Thanks for your interest in this three-part article.  I will update this article when the Supreme Court decides the Ford cases (to the extent that decision pertains to patent litigation) or when the Court provides any further word on the impact of stream of commerce on specific personal jurisdiction in patent infringement litigation.  In the meantime, prepare for continued division and differences of opinion in the various state and federal courts.

[1] Part I (published in the June issue of Osha Liang’s Monthly Insights at https://oshaliang.com/newsletter/personal-jurisdiction-uncertain-based-on-stream-of-commerce-part-i/) discussed Beverly Hills and whether the stream-of-commerce test might remain a viable path to establishing personal jurisdiction in patent infringement cases after BMS.  Part II (published in the July issue of Monthly Insights at https://oshaliang.com/newsletter/personal-jurisdiction-uncertain-based-on-stream-of-commerce-part-ii/) generally discussed personal jurisdiction and due process and the origin of the stream-of-commerce theory as it relates to personal jurisdiction.

[2] Beverly Hills Fan Co. v. Royal Sovereign Corp., 21 F.3d 1558 (Fed. Cir. 1994).

[3] Bristol-Myers Squibb Co. v. Superior Court of Cal., San Francisco Cty., __ U.S. __, 137 S. Ct. 1773 (2017) (“BMS”) (86 California residents and 592 non-residents sued U.S. prescription drug manufacturer in state court for injury caused by drug).

[4] McIntyre Machinery, Ltd. v. Nicastro, 564 U.S. 873 (2011) and Asahi Metal Indus. Co. v. Superior Court of Cal., Solano Cty., 480 U.S. 102 (1987).  For a discussion of Nicastro and Asahi, see Part II of this article, cited at fn. 1.

[5] BMS, 137 S. Ct. at 1785-86.

[6] Id. (citations omitted).

[7] Id. at 1786.

[8] Id. at 1780.

[9] Id. at 1788, fn. 3 (Sotomayor, J., dissenting).

[10] Id. at 1789 (Sotomayor, J., dissenting).

[11] Id. at 1783 (majority op., citations and quotations omitted).

[12] Id. at 1781.

[13] Nicastro, 564 U.S. at 892-93 (concurring op.).

[14] Id. at 905 (citation omitted).

[15] Bandemer v. Ford Motor Co., 931 N.W.2d 744 (Minn. 2019), cert. granted, 140 S. Ct. 916 (2020) and Ford Motor Co. v. Montana Eighth Judicial Dist. Court, 443 P.3d 407 (Mont. 2019), cert. granted, 140 S. Ct. 917 (2020) (together, Ford cases).

[16] Montana, 443 P.3d at 490-91.

[17] Daimler AG v.
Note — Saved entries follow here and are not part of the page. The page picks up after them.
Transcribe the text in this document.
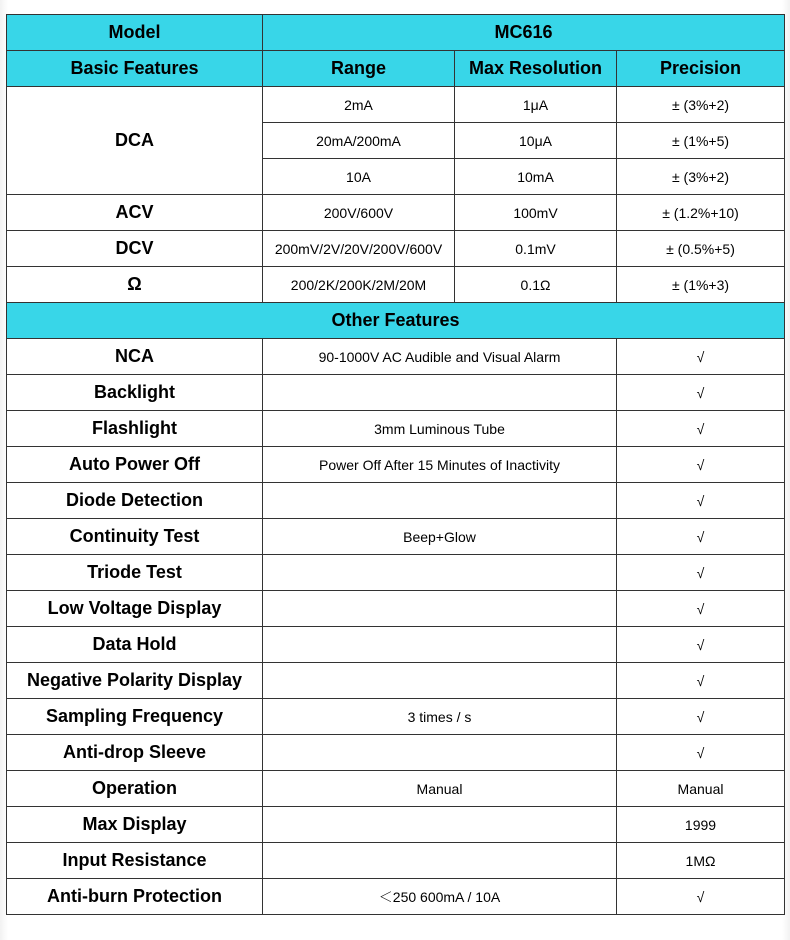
Model	MC616		
Basic Features	Range	Max Resolution	Precision
DCA	2mA	1μA	± (3%+2)
	20mA/200mA	10μA	± (1%+5)
	10A	10mA	± (3%+2)
ACV	200V/600V	100mV	± (1.2%+10)
DCV	200mV/2V/20V/200V/600V	0.1mV	± (0.5%+5)
Ω	200/2K/200K/2M/20M	0.1Ω	± (1%+3)
Other Features			
NCA	90-1000V AC Audible and Visual Alarm		√
Backlight			√
Flashlight	3mm Luminous Tube		√
Auto Power Off	Power Off After 15 Minutes of Inactivity		√
Diode Detection			√
Continuity Test	Beep+Glow		√
Triode Test			√
Low Voltage Display			√
Data Hold			√
Negative Polarity Display			√
Sampling Frequency	3 times / s		√
Anti-drop Sleeve			√
Operation	Manual		Manual
Max Display			1999
Input Resistance			1MΩ
Anti-burn Protection	＜250 600mA / 10A		√
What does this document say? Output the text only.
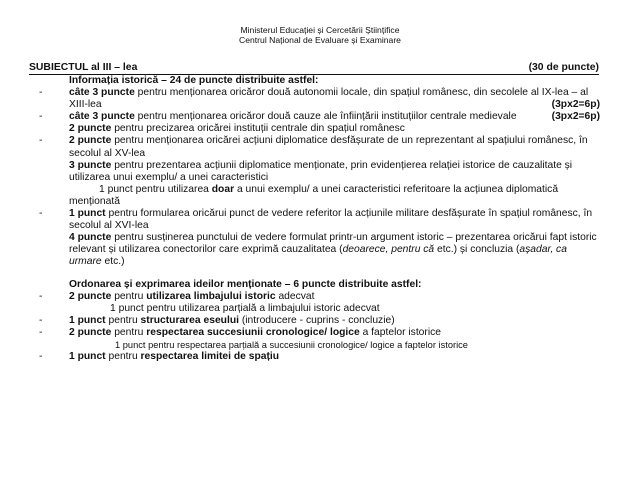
Ministerul Educației și Cercetării Științifice
Centrul Național de Evaluare și Examinare
SUBIECTUL al III – lea	(30 de puncte)
Informația istorică – 24 de puncte distribuite astfel:
-	câte 3 puncte pentru menționarea oricăror două autonomii locale, din spațiul românesc, din secolele al IX-lea – al XIII-lea	(3px2=6p)
-	câte 3 puncte pentru menționarea oricăror două cauze ale înființării instituțiilor centrale medievale	(3px2=6p)
2 puncte pentru precizarea oricărei instituții centrale din spațiul românesc
-	2 puncte pentru menționarea oricărei acțiuni diplomatice desfășurate de un reprezentant al spațiului românesc, în secolul al XV-lea
3 puncte pentru prezentarea acțiunii diplomatice menționate, prin evidențierea relației istorice de cauzalitate și utilizarea unui exemplu/ a unei caracteristici
1 punct pentru utilizarea doar a unui exemplu/ a unei caracteristici referitoare la acțiunea diplomatică menționată
-	1 punct pentru formularea oricărui punct de vedere referitor la acțiunile militare desfășurate în spațiul românesc, în secolul al XVI-lea
4 puncte pentru susținerea punctului de vedere formulat printr-un argument istoric – prezentarea oricărui fapt istoric relevant și utilizarea conectorilor care exprimă cauzalitatea (deoarece, pentru că etc.) și concluzia (așadar, ca urmare etc.)
Ordonarea și exprimarea ideilor menționate – 6 puncte distribuite astfel:
-	2 puncte pentru utilizarea limbajului istoric adecvat
1 punct pentru utilizarea parțială a limbajului istoric adecvat
-	1 punct pentru structurarea eseului (introducere - cuprins - concluzie)
-	2 puncte pentru respectarea succesiunii cronologice/ logice a faptelor istorice
1 punct pentru respectarea parțială a succesiunii cronologice/ logice a faptelor istorice
-	1 punct pentru respectarea limitei de spațiu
Bauman, 571 U.S. 117, 137 (2014).

[18] BMS, 137 S. Ct. at 1784 (majority op.).

[19] See, e.g., Roy v. FedEx Ground Pkg. Sys., Inc., No. 3:17-cv-30116-KAR, 2018 WL 2324092 (D. Mass. May 22, 2018).

[20] Id. at *3.

[21] In re TCT Mobile Int’l, Ltd., 783 Fed. Appx. 1028 (Fed. Cir. 2019).

[22] Semcon IP Inc. V. TCT Mobile Int’l Ltd., No. 2:18-cv-00194-JRG, 2019 WL 2774362 (E.D. Tex., July 2, 2019).